Valorisations élevées
À l’instar des autres banques européennes, ING est en pleine période de transition. La banque a annoncé en 2015 la suppression de plusieurs milliers d’emplois et la fermeture de son réseau d’agences. "Toutes les banques doivent travailler sur les coûts, puisque leurs revenus sont sous pression. Il y a aussi les provisions. Pour le moment, on reste dans un scénario de ciel bleu, en tout cas sur le Benelux. Ici, les banques ont été plus strictes dans le fait d’accorder des prêts", note Christian Solé, Head of Financial chez Candriam.
Ce qui lui fait dire que les investisseurs payent actuellement des valorisations de haut de cycle, avec des risques sur les revenus et les provisions. "Nous sommes plutôt prudents sur les financières", confirme-t-il. En d’autres termes, le secteur des banques ET de l’assurance. Car les assureurs, en particulier ceux qui ont des portefeuilles d’assurance-vie, souffrent également des taux bas. Ainsi, la faiblesse de l’économie et des taux d’intérêt a pesé sur les primes d’Ageas, rendant difficile la vente de produits d’épargne garantie, compte tenu de la concurrence des offres alternatives et des faibles rendements. Le bénéfice net du segment Vie a ainsi reculé de 24% sur les neufs premiers mois de 2017.
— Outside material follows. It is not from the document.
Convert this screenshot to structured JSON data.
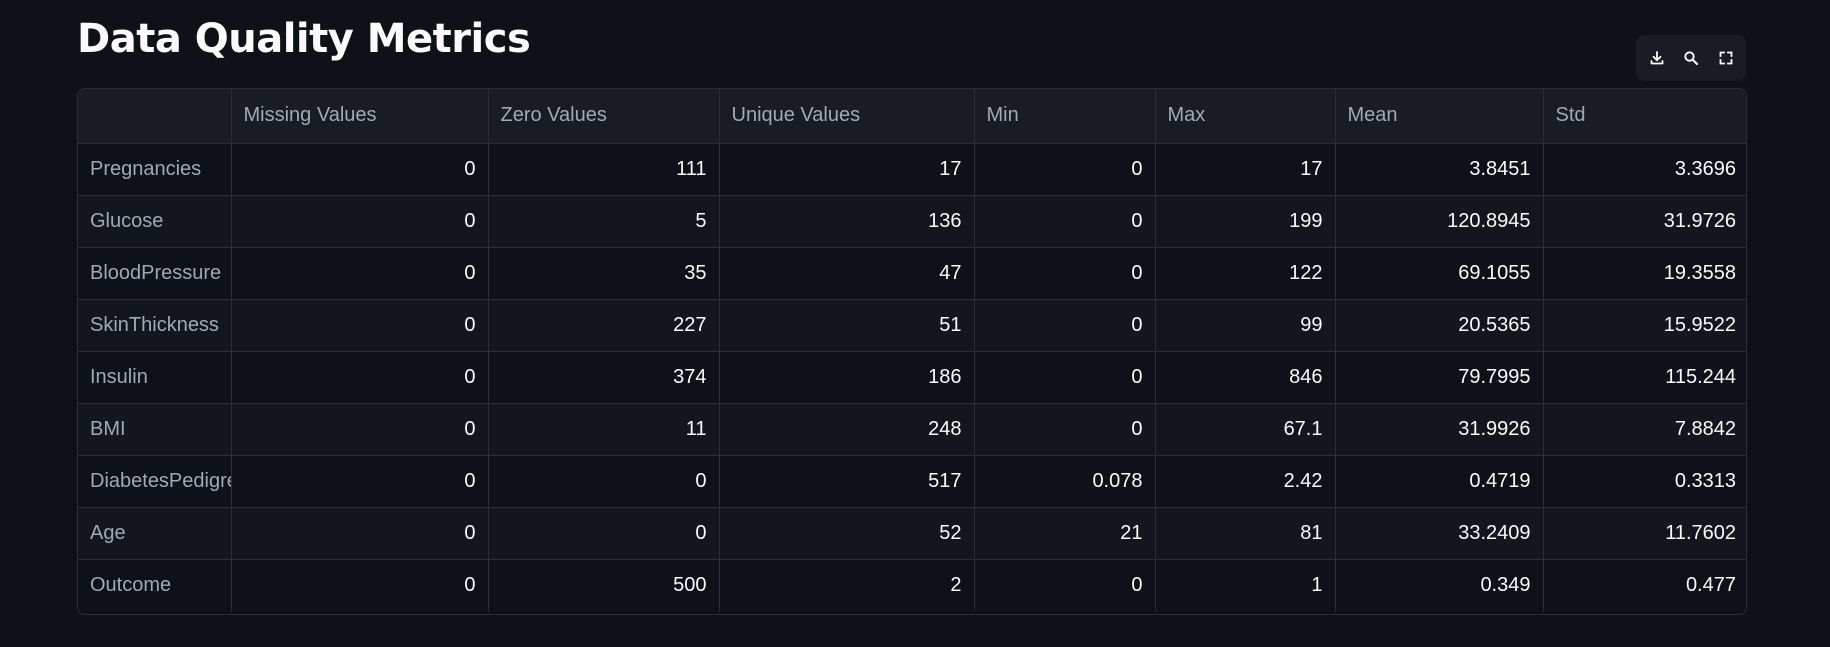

On notera cependant une plus forte résilience du secteur de l’assurance en Bourse. Celui-ci a progressé de 14,32% depuis la crise de 2008. Une surperformance par rapport aux banques qu’Arnaud Delaunay, analyste chez Leleux Associated Brokers, explique par une meilleure "flexibilité". "Les assureurs ont les mêmes problématiques que le secteur bancaire, mais ils sont plus flexibles sur les contrats d’assurance court terme (automobile, habitation). (…) Au niveau de la réglementation, l’assurance a également été moins touchée que le secteur bancaire". Mais au final, cette surperformance a entraîné une hausse des valorisations qui rend les analystes frileux.